Department of Administrative Services

Department overview
- Formed: 7 October 1975
- Preceding Department: Department of Services and Property Department of Manufacturing Industry;
- Dissolved: 22 December 1975
- Superseding Department: Department of Administrative Services (II);
- Jurisdiction: Commonwealth of Australia
- Headquarters: Canberra
- Department executive: Maurice Timbs, Secretary;

= Department of Administrative Services (1975) =

Australian government department, 1975–1975

The Department of Administrative Services was an Australian government department that existed between October 1975 and December 1975. It was the first so-named Commonwealth department, to be followed by three more.

==Scope==
Information about the department's functions and government funding allocation could be found in the Administrative Arrangements Orders, the annual Portfolio Budget Statements and in the Department's annual reports.

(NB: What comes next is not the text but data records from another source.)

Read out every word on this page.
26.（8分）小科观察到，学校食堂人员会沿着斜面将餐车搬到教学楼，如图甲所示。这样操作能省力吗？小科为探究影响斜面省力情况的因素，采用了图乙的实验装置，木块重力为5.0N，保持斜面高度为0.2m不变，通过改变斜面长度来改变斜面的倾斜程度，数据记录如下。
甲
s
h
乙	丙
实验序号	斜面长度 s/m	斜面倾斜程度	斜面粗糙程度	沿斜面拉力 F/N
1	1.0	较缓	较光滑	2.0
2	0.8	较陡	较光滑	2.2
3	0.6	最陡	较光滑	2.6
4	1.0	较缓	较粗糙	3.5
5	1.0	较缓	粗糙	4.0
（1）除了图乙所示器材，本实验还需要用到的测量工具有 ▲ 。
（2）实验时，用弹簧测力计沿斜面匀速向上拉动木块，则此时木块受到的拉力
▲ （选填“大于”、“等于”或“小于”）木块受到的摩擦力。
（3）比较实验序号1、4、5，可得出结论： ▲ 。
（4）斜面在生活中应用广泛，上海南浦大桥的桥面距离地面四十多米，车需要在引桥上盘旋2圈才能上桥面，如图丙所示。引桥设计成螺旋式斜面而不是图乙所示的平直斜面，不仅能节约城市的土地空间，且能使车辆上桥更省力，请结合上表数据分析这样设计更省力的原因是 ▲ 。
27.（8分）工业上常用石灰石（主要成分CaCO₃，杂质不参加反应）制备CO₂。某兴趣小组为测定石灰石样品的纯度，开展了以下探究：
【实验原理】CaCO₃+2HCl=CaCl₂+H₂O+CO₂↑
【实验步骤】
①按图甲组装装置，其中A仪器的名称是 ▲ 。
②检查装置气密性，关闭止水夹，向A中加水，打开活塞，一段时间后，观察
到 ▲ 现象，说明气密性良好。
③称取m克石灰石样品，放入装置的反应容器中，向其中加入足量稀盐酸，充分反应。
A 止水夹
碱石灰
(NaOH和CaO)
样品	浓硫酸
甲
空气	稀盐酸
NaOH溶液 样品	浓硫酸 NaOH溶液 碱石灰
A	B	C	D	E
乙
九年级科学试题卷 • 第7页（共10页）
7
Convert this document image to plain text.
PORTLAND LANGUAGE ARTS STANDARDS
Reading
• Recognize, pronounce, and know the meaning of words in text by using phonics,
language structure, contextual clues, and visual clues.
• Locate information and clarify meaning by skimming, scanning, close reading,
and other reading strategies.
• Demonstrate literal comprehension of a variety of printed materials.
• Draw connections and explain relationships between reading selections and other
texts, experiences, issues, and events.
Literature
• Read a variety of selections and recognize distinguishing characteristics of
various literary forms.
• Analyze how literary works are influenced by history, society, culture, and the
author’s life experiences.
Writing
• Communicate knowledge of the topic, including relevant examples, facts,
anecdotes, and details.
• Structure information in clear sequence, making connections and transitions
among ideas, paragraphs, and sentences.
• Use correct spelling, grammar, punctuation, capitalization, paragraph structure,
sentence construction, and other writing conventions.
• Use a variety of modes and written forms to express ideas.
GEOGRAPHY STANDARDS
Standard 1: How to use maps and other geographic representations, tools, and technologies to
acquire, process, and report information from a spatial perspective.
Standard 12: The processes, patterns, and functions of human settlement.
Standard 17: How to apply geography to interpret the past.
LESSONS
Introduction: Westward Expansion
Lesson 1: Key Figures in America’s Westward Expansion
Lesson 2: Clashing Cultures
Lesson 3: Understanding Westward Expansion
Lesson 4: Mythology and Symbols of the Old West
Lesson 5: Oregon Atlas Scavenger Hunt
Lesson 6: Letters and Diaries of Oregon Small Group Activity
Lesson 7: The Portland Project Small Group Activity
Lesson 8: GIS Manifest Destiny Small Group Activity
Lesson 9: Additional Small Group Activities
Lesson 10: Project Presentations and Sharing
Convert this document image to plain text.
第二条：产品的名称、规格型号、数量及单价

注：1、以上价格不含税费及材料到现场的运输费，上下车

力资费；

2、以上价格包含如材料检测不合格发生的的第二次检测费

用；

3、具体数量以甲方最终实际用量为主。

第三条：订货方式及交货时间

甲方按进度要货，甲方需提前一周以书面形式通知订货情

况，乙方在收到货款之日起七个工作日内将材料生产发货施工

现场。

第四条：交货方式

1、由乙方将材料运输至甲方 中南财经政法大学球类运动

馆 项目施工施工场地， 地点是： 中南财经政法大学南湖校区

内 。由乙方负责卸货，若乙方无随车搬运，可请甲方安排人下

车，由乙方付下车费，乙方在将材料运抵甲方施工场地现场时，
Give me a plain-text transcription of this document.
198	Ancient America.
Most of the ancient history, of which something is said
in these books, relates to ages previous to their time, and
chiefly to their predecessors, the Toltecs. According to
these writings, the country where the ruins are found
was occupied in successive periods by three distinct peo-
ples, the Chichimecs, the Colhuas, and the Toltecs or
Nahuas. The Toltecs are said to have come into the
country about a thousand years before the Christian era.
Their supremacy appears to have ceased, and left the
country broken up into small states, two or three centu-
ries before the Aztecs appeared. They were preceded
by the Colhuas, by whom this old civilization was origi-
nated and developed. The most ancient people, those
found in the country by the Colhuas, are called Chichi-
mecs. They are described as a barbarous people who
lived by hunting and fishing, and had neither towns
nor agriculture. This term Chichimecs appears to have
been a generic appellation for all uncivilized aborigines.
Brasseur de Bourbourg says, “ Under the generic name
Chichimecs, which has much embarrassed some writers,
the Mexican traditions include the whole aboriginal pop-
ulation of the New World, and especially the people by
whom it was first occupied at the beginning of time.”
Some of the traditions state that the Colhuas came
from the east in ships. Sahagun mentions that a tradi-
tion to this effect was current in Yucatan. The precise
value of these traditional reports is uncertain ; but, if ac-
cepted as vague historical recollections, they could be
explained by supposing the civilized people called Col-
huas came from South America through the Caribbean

According to the Administrative Arrangements Order made on 7 October 1975, the Department dealt with:
- Elections and referendums
- Provision of accommodation, staff and other facilities for members of the Parliament other than in Parliament House
- Australian Government purchasing policy
- Procurement and purchase of goods and services, as required, for Australian Government purposes
- Maintenance of stocks of any such goods
- Disposal of surplus goods
- Government transport and storage facilities in the States and storage and transport of goods in the Australian Capital Territory
- Advisory services on fire protection for Australian Government purposes in Australia

==Structure==
The Department was an Australian Public Service department, staffed by officials who were responsible to the Minister for Administrative Services.